While breast thermography was approved by the FDA in 1982, unfortunately it is rarely covered by health insurance as of yet. Some patients are able to receive reimbursement through their personal flex-plans, however, Keep Cool Thermography does not bill insurance directly.
Yes! Breast thermography was FDA approved for use as an adjunctive breast cancer screening procedure in 1982.
The concept of thermography is not new. In 460 B.C. Hippocrates would place mud and clay over people and look for heat areas that would dry faster. These hot spots would be areas in which he would focus on. The same concept is used today, however there have been tremendous advances in technology, especially over the past 20 years in the sensitivity of the infrared cameras and software. There are doctors, chiropractors, naturopaths, nutritionists, etc.. using thermography throughout the US and the world. There have been over 800 indexed studies in the past 40 years with well over 300,000 women participants demonstrating infrared imaging’s abilities in the early detection of breast cancer.

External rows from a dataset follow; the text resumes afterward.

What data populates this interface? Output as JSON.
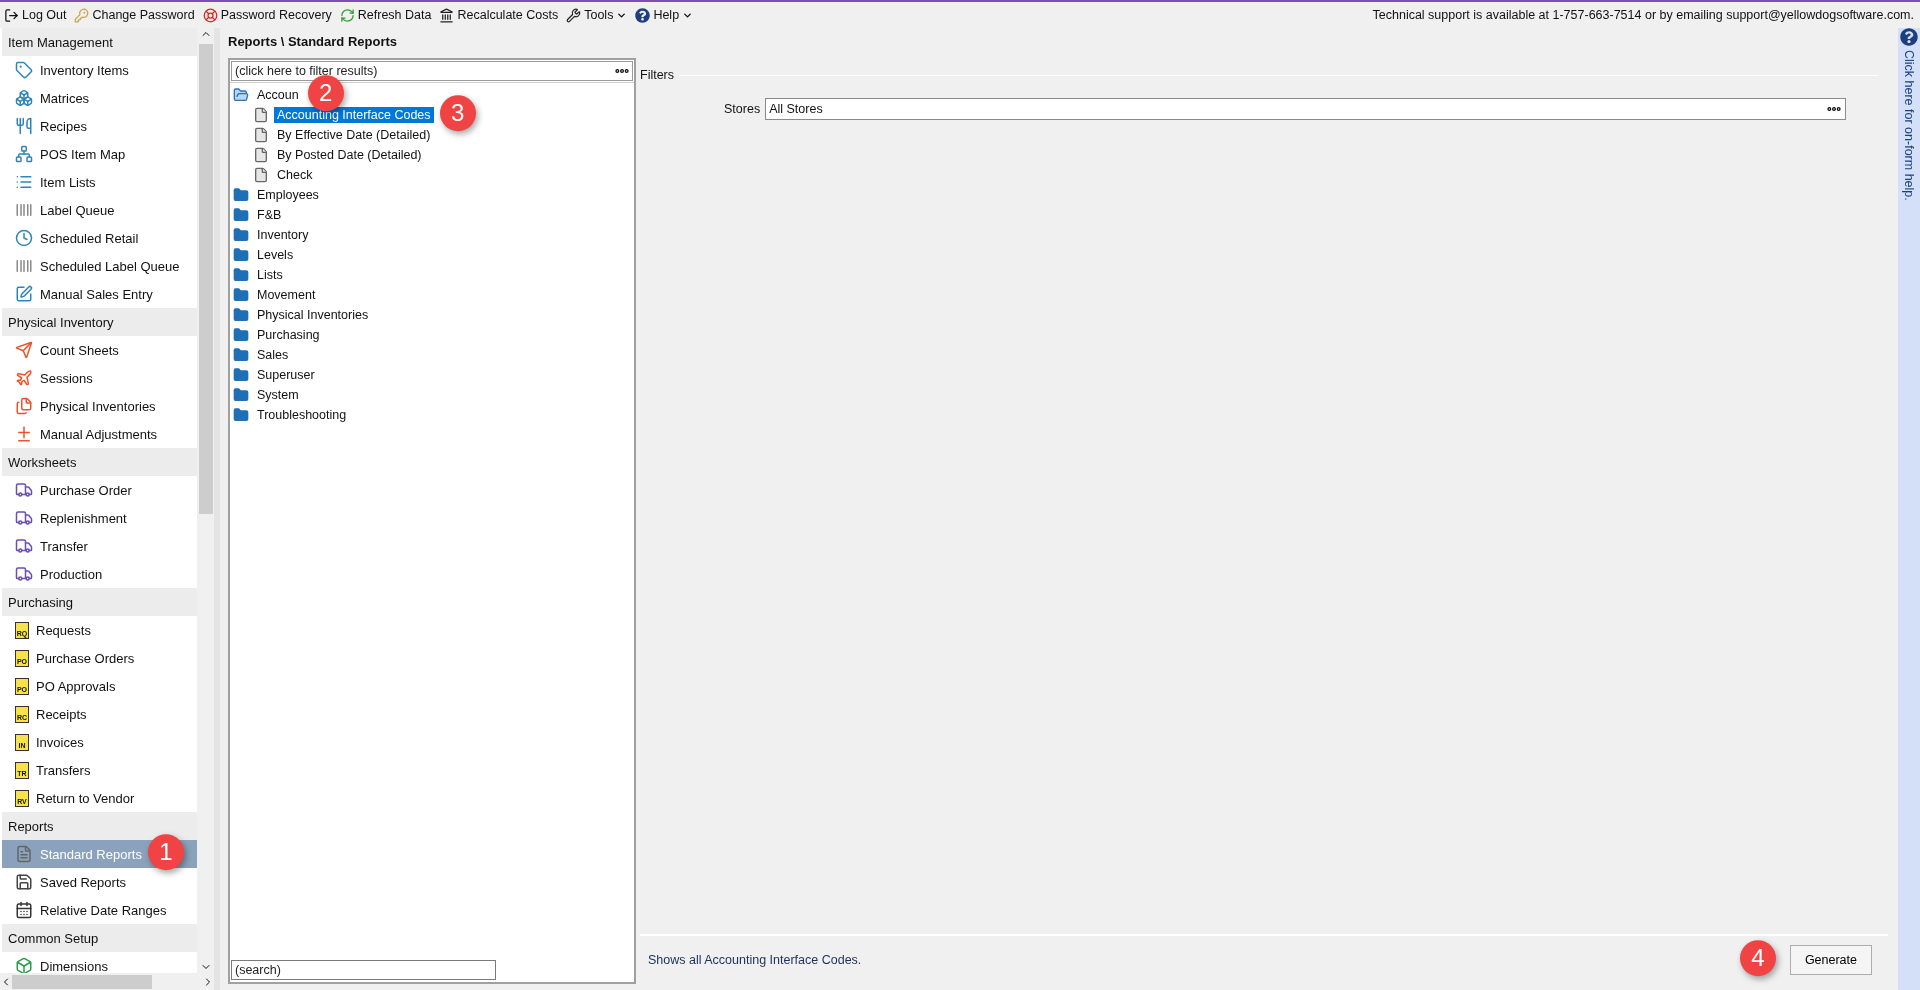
{
  "toolbar": {
    "items": [
      {
        "label": "Log Out",
        "kind": "button"
      },
      {
        "label": "Change Password",
        "kind": "button"
      },
      {
        "label": "Password Recovery",
        "kind": "button"
      },
      {
        "label": "Refresh Data",
        "kind": "button"
      },
      {
        "label": "Recalculate Costs",
        "kind": "button"
      },
      {
        "label": "Tools",
        "kind": "menu"
      },
      {
        "label": "Help",
        "kind": "menu"
      }
    ],
    "support_text": "Technical support is available at 1-757-663-7514 or by emailing support@yellowdogsoftware.com."
  },
  "sidebar": {
    "sections": [
      {
        "title": "Item Management",
        "items": [
          {
            "label": "Inventory Items",
            "selected": false
          },
          {
            "label": "Matrices",
            "selected": false
          },
          {
            "label": "Recipes",
            "selected": false
          },
          {
            "label": "POS Item Map",
            "selected": false
          },
          {
            "label": "Item Lists",
            "selected": false
          },
          {
            "label": "Label Queue",
            "selected": false
          },
          {
            "label": "Scheduled Retail",
            "selected": false
          },
          {
            "label": "Scheduled Label Queue",
            "selected": false
          },
          {
            "label": "Manual Sales Entry",
            "selected": false
          }
        ]
      },
      {
        "title": "Physical Inventory",
        "items": [
          {
            "label": "Count Sheets",
            "selected": false
          },
          {
            "label": "Sessions",
            "selected": false
          },
          {
            "label": "Physical Inventories",
            "selected": false
          },
          {
            "label": "Manual Adjustments",
            "selected": false
          }
        ]
      },
      {
        "title": "Worksheets",
        "items": [
          {
            "label": "Purchase Order",
            "selected": false
          },
          {
            "label": "Replenishment",
            "selected": false
          },
          {
            "label": "Transfer",
            "selected": false
          },
          {
            "label": "Production",
            "selected": false
          }
        ]
      },
      {
        "title": "Purchasing",
        "items": [
          {
            "label": "Requests",
            "selected": false,
            "icon_text": "RQ"
          },
          {
            "label": "Purchase Orders",
            "selected": false,
            "icon_text": "PO"
          },
          {
            "label": "PO Approvals",
            "selected": false,
            "icon_text": "PO"
          },
          {
            "label": "Receipts",
            "selected": false,
            "icon_text": "RC"
          },
          {
            "label": "Invoices",
            "selected": false,
            "icon_text": "IN"
          },
          {
            "label": "Transfers",
            "selected": false,
            "icon_text": "TR"
          },
          {
            "label": "Return to Vendor",
            "selected": false,
            "icon_text": "RV"
          }
        ]
      },
      {
        "title": "Reports",
        "items": [
          {
            "label": "Standard Reports",
            "selected": true,
            "callout": "1"
          },
          {
            "label": "Saved Reports",
            "selected": false
          },
          {
            "label": "Relative Date Ranges",
            "selected": false
          }
        ]
      },
      {
        "title": "Common Setup",
        "items": [
          {
            "label": "Dimensions",
            "selected": false
          }
        ]
      }
    ]
  },
  "breadcrumb": "Reports \\ Standard Reports",
  "tree": {
    "filter_placeholder": "(click here to filter results)",
    "search_placeholder": "(search)",
    "children": [
      {
        "label": "Accoun",
        "expanded": true,
        "callout": "2",
        "children": [
          {
            "label": "Accounting Interface Codes",
            "selected": true,
            "callout": "3"
          },
          {
            "label": "By Effective Date (Detailed)",
            "selected": false
          },
          {
            "label": "By Posted Date (Detailed)",
            "selected": false
          },
          {
            "label": "Check",
            "selected": false
          }
        ]
      },
      {
        "label": "Employees",
        "expanded": false
      },
      {
        "label": "F&B",
        "expanded": false
      },
      {
        "label": "Inventory",
        "expanded": false
      },
      {
        "label": "Levels",
        "expanded": false
      },
      {
        "label": "Lists",
        "expanded": false
      },
      {
        "label": "Movement",
        "expanded": false
      },
      {
        "label": "Physical Inventories",
        "expanded": false
      },
      {
        "label": "Purchasing",
        "expanded": false
      },
      {
        "label": "Sales",
        "expanded": false
      },
      {
        "label": "Superuser",
        "expanded": false
      },
      {
        "label": "System",
        "expanded": false
      },
      {
        "label": "Troubleshooting",
        "expanded": false
      }
    ]
  },
  "filters": {
    "title": "Filters",
    "fields": [
      {
        "label": "Stores",
        "value": "All Stores"
      }
    ]
  },
  "footer": {
    "description": "Shows all Accounting Interface Codes.",
    "button": "Generate",
    "callout": "4"
  },
  "help_strip": {
    "label": "Click here for on-form help."
  }
}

* Cancer, 1980, Volume 56, 45-51. (17) Fifty-eight thousand patients with breast complaints were examined between 1965 and 1977. Twelve hundred and forty-five patients with abnormal Th3 mammotherms had normal breasts by mammography, ultrasound, physical exam, and biopsy. Thirty-eight percent of women with normal breasts and 44% of those with mastopathy developed biopsy proven breast cancer within five years. Ninety percent of patients with Th4 or 5 had diagnosis of cancer made on their first visit.
* Biomedical Thermology, 1982, 279-301, Alan Liss, Inc, New York. Michel Gautherie, MD, followed 10,834 women over 2 to 10 years by clinical examination, mammography and thermography. (15) The study followed 387 people with normal breast examinations and mammograms but Th3 thermographic scores for an average of less than three years. In those without symptoms, 33% developed cancer. In those with cystic mastitis, cancer developed in 41%. These were predominately women between 30 to 45 years of age where breast cancer is the leading cause of death.

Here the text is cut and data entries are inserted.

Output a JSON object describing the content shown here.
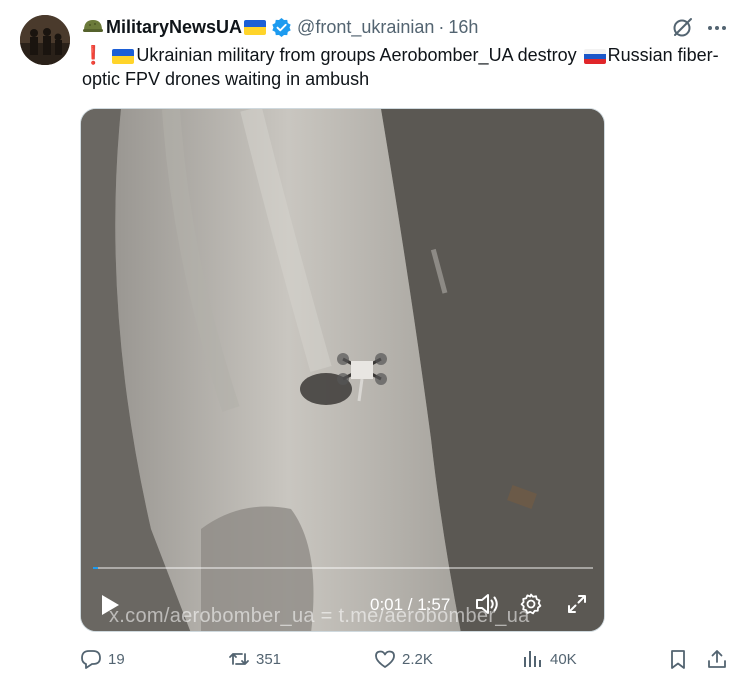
{
  "tweet": {
    "display_name": "MilitaryNewsUA",
    "handle": "@front_ukrainian",
    "separator": "·",
    "time": "16h",
    "text_part1": "Ukrainian military from groups Aerobomber_UA destroy",
    "text_part2": "Russian fiber-optic FPV drones waiting in ambush",
    "icons": {
      "avatar": "soldiers-silhouette-avatar",
      "name_emoji": "military-helmet-emoji",
      "name_flag": "ukraine-flag",
      "verified": "verified-badge-icon",
      "text_prefix": "red-exclamation-emoji",
      "text_flag_1": "ukraine-flag",
      "text_flag_2": "russia-flag",
      "grok": "grok-icon",
      "more": "more-icon"
    }
  },
  "media": {
    "watermark": "x.com/aerobomber_ua  =  t.me/aerobomber_ua",
    "current_time": "0:01",
    "duration": "1:57",
    "time_display": "0:01 / 1:57",
    "progress": 0.01,
    "controls": [
      "play-icon",
      "volume-icon",
      "settings-icon",
      "fullscreen-icon"
    ]
  },
  "actions": {
    "replies": "19",
    "reposts": "351",
    "likes": "2.2K",
    "views": "40K",
    "icons": [
      "reply-icon",
      "repost-icon",
      "like-icon",
      "views-icon",
      "bookmark-icon",
      "share-icon"
    ]
  },
  "colors": {
    "text": "#0f1419",
    "secondary": "#536471",
    "verified": "#1d9bf0",
    "border": "#cfd9de"
  }
}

* Thermology, 1986, Volume 1, 170-73. (18) The effectiveness of mammography, clinical palpation, and thermography were compared in the detection of breast cancer. Thermography had the best reliability, but the best results were found when all three were used together.
* The Breast Journal, Volume 4, 1998, 245-51. (19) Keyserlingk et al documented 85% sensitivity in diagnosing breast cancer using clinical examination and mammography together. This increased to 98% when breast thermography was added.
* American Journal of Radiology, January 2003, 263-69. (16) The journal reported that thermography has 99% sensitivity in identifying breast cancer with single examinations and limited views. Thus, a negative thermogram (Th1 or Th2) in this setting is powerful evidence that cancer is not present.
* In 1965, Gershon-Cohen et al. (35), a radiologis and researcher from the Albert Einstein Medical Center introduced infrared imaging to the US (35). Using a Barnes thermograph, he reported on 4000 cases with a sensitivity of 94% and false-positive rate of 6%. This date was included in a review of the then current status of intratred imaging published in CA-A Cancer Journal for Physicians (36)
* A more recent study from 2008, Department of Surgery, New York Presbyterian Hospital-Cornell, New York, NY. In this study 92 patients for whom a breast biopsy was recommended based on prior mammogram or ultrasound underwent DITI. Sixty of 94 biopsies were malignant 34 were benign. DITI identified 58 of 60 malignancies with 97% sensitivity. Conclusion was that DITI is a valuable adjunct to mammography and ultrasound, especially in women with dense breast parenchyma.